Guy Fawkes was captured and questioned and in fact the King almost admired his resilience. But, despite constant questioning, it was eventually necessary for the King to offer permission for further torture of increasing intensity until the facts were known and the conspirators details gained. So to the rack – the worst device of its kind in England and the only one in existence in the country was in the Tower of London at the Lord Lieutenant’s lodge. Although we have to admire his fortitude, on 7th November his resolve was utterly broken and he confessed.
Of course, by this time, news about the plot was widely known and having secured property in the Midlands the remaining conspirators set out there to hide. However, with a couple of hundred kings-men after them, it was not to be long before they were discovered, having reached Holbeche House. Wright, Rookwood, Catesby and Percy were all killed in the ensuing fire fight and the remainder were injured and taken captive before being taken to the Tower.
Once the executions started, there was no stopping them. The men who had died in the battle at Holbeche were actually exhumed so that they could be beheaded and their heads displayed on spikes outside of the Houses of Lords.
In the end, they were all sentenced to be hung, drawn and quartered but both Guy and Keyes are known to have outsmart the hangman by leaping from the gallows. Guy died from his broken neck before being emasculated, disembowelled and beheaded and then for good measure (just to be sure you know) chopped into four pieces! Unfortunately, Keyes survived the fall just long enough to be brought to the quartering table.
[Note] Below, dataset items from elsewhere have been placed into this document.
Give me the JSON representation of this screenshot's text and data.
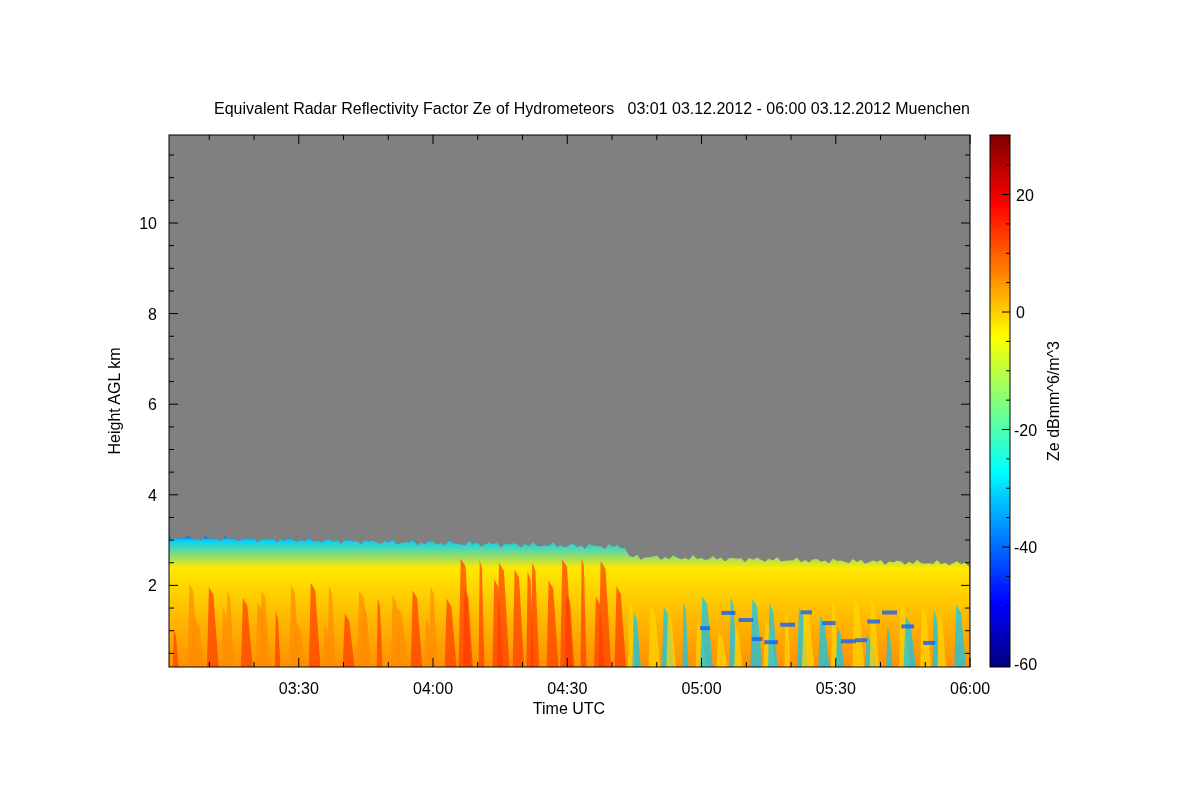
{
  "title": "Equivalent Radar Reflectivity Factor Ze of Hydrometeors   03:01 03.12.2012 - 06:00 03.12.2012 Muenchen",
  "y_axis": {
    "label": "Height AGL km",
    "ticks": [
      "10",
      "8",
      "6",
      "4",
      "2"
    ]
  },
  "x_axis": {
    "label": "Time UTC",
    "ticks": [
      "03:30",
      "04:00",
      "04:30",
      "05:00",
      "05:30",
      "06:00"
    ]
  },
  "colorbar": {
    "label": "Ze dBmm^6/m^3",
    "ticks": [
      "20",
      "0",
      "-20",
      "-40",
      "-60"
    ]
  }
}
After the executions, Parliament met later in January 1606 and passed a new law which was simply The Thanksgiving Act ensuring that services and sermons would be a regular feature over the coming years, remembering how close they were to Regicide. For the next 200 years, bells were rung and fires lit in thanks for the safe deliverance of the King which in years to come was to include effigies depicting the Pope or the Devil before they decided to have a ‘Guy’.
Here we are over 400 years later and it still seems a little odd that to this day, we use fireworks which contain black powder, which is virtually the same as gunpowder, in celebration of the foiling of the plot to kill the king.
Bonfire Night has certainly stood the test of time and the introduction of fireworks has just made us even more thankful that firstly, the celebration exists and secondly, that however well-intentioned, terrorism will never win.